We uncovered some great gems by walking through the packed street malls, weird shops, and street vendors. Yet after 10 months in South America, most important to me was the food! Fried tempura, dumplings, sushi, and noodles all lured me in with their delightful smells. After being deprived of such taste for so long, our re-introduction was divine. We ate some food while prowling the streets, but grabbed take away bowls of noodles to sample in nearby Ibirapuera Park. 

São Paulo’s most popular park was utterly teeming with families, packs of teenagers, and young couples that Friday afternoon, as no one seemed perturbed by the imposing storm clouds forming on the horizon. We grabbed a grassy spot and chowed down on our lunch, taking in the parade of bikers, rollerbladers, and joggers on the path behind us while games of volleyball and soccer took place on the lawn in front of us. 

Suddenly Stefje suggested we should find some cover; her suggestion wasn’t a moment too soon. A powerful downpour soon had children shrieking and everyone running for cover. Eventually we found refuge under the famous Marquise, a famous Oscar Niemeyer designed sculpture that glides across a wide, sloping swath of the park. 

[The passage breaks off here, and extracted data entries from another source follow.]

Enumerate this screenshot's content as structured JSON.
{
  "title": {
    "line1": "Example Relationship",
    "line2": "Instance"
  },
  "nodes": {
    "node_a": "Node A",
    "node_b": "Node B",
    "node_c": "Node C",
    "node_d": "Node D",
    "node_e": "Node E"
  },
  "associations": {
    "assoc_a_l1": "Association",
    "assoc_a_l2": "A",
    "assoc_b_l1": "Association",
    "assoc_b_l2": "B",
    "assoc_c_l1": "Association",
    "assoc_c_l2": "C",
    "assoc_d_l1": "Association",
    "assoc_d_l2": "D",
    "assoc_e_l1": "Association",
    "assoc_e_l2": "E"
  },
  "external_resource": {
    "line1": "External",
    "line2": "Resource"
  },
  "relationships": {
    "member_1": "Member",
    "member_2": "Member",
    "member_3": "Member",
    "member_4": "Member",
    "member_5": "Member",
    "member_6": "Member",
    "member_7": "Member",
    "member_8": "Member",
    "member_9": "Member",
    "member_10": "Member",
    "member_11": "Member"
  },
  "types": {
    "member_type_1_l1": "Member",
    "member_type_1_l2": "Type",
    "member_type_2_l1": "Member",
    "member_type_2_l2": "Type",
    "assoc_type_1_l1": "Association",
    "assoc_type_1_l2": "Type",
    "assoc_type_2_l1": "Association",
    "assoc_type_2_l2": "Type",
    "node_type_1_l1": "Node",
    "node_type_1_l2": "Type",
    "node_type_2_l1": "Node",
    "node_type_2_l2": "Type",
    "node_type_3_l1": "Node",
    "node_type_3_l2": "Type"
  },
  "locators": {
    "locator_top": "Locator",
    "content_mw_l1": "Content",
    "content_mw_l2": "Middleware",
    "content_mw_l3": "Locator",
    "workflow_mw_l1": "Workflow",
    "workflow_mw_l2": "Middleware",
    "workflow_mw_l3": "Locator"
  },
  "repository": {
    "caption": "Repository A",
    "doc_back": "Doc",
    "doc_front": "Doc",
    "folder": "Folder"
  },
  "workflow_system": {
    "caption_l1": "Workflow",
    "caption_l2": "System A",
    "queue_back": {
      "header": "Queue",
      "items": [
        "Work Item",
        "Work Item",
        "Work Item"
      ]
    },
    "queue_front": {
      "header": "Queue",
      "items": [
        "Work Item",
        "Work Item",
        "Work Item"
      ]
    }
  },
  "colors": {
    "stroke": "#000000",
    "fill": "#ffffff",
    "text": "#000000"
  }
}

Underneath we encountered a hotspot for the counter-culture vibe, as the two primary activities were skateboarding and smoking weed. People whizzed by us on four wheels, cutting tight turns and kick-flipping over obstacles. For teenagers, this was definitely the spot to see and be seen.

While gargantuan cracks of thunder split right overhead and a deluge of rain soaked the park, we embraced our refuge. Amidst all the skateboards, tattoos, and piercings, we broke form and did the weirdest thing possible: open a book. With Malcolm Gladwell and Bill Bryson as our co-conspirators, we passed the rest of the storm in peace. 

Despite the spectacular variety of offerings and hotbed of culture that São Paulo represents, I must admit that for me, 23 million people make it a tad overwhelming. So on Saturday we were off, eschewing another day in the crazy urban environment for the fresh air and salt water of the coast.